以前のコラムでトレーニングセッションにおいてのリスク管理についてお伝えしました。
ダイエットにリスク管理がないわけではありません。
今回はダイエット時に考えるリスク管理について一部お伝えしようと思います。
ダイエットの原理は、「摂取エネルギー<消費エネルギー」
つまり、カラダが摂取したエネルギー以上に、消費したエネルギー状態が継続することで体重が減ることです。
そこでエネルギーをコントロールするためにカロリー計算をすることでカロリーに制限をしたり、
運動による消費カロリーに目標数値を立てて実施することが多いと思います。
それでも考えた通りに結果が出ない
努力をしているのに痩せない
など計算通りにはいかないことが多いのではないでしょうか?
どうして?なぜ?
と焦ってしまいますし、それがストレスになることも十分に考えられます。
それもダイエットにおけるリスクの一つではないかと考えています。
ここで考えられるリスクは、カロリーコントロールやカロリー制限には誤差があり、数値に曖昧な可能性があるということでもあります。
カロリーを把握するとき、例えばレストランで食品表示をみて「500カロリーの食品を食べた」と認識していたのに、実は「600カロリーの食品だった」という可能性があるということです。
食品表示法には±20%の誤差が許可されています。
いつも同じ数値ではないし、大方の目安として理解して食べているけど1日3食分、1週間で21食分誤差が生じれば、計算通りにいかないことは想像ができます。
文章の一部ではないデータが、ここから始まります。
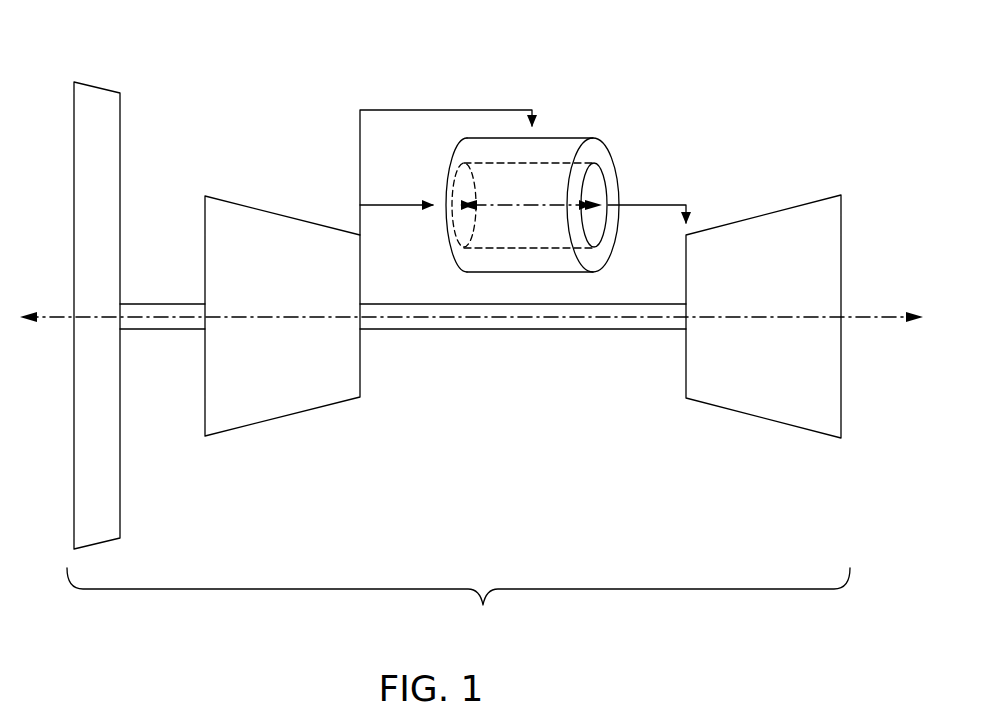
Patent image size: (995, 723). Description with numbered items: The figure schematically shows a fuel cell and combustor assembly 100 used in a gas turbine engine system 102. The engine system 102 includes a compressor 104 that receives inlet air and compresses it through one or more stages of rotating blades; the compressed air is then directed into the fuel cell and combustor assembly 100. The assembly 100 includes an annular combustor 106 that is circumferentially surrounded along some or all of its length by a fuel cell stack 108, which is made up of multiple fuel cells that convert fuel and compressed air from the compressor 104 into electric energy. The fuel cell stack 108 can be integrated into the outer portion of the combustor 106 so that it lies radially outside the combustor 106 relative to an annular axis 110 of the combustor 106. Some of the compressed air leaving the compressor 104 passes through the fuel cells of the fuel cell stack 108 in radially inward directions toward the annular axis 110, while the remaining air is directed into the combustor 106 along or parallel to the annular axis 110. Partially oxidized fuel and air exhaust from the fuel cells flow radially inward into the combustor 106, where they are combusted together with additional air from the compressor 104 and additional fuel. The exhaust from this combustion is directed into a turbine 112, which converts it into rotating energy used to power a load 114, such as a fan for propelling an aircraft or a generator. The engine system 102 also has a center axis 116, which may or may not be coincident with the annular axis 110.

目安を参考にしてどのくらい食べた、運動したと記録を残すことは、自分のカラダとの適切な目安を知るためにはとても大切なこととなるので、食品表示を参考に記録を取り続けることは重要だと考えています。
他にも
・摂取エネルギーと消費エネルギーには連動関係があること
・ホルモンの働きを考えていなかったこと
・食材の選択が適切でなかったこと
・体内時計をコントロールしていなかったこと
・目標に対する行動の継続(習慣)が適切でなかったこと
などなど
結果が出なかったことへの「どうして?、なぜ?」が分析されず、理解することなく、ダイエットを諦めてしまうこと、リバウンドしてしまうことも少ないないのではないかと考えています。
また、カロリー制限によるダイエットは続かないと考えている要因について紹介したいと思います。
山田悟医師(食・楽・健康協会代表理事、北里研究所病院糖尿病センター長)のお話から参考にしたい実験結果がありました。
カロリー制限の目的は、「健康寿命の延伸のため2年間の食事制限をする」と、とても高いモチベーションを持たれた実験参加者人が、毎日の摂取カロリーを通常の25%減らし75%の摂取カロリーで過ごすように実施したところ
6ヶ月以内にカロリー制限は20%に戻り25%減を維持できない人が増える
6ヶ月目以降からにカロリー制限を10%未満でしか維持できない人が増加し最終的にはカロリー制限実施ができなくなりました。
参加者全体の20%は、骨密度低下、貧血等の健康への悪影響から脱落する人も出ました。
参加者は目標の期間カロリー制限を実施できませんでした。
2年間のカロリー制限生活を維持することはできなかったという結果に終わりました。
この原因の一つには、食欲をコントロールするレプチンが急速な減量(体脂肪量の減少)からホルモン分泌量も減り、
食欲のコントロールが効かなくなる、強いストレスを感じていることが影響していると考えられます。
そもそも継続できないカロリー制限を設定したことで健康への悪影響を与え脱落する(参加を停止せざるを得ない)人が出たことは、リスク管理をする必要があるという情報として重要な内容だと考えられます。
ダイエットを進める上でも、カラダの変化状態や事前の評価、分析はリスクを管理する上でとても重要なことであると考えています。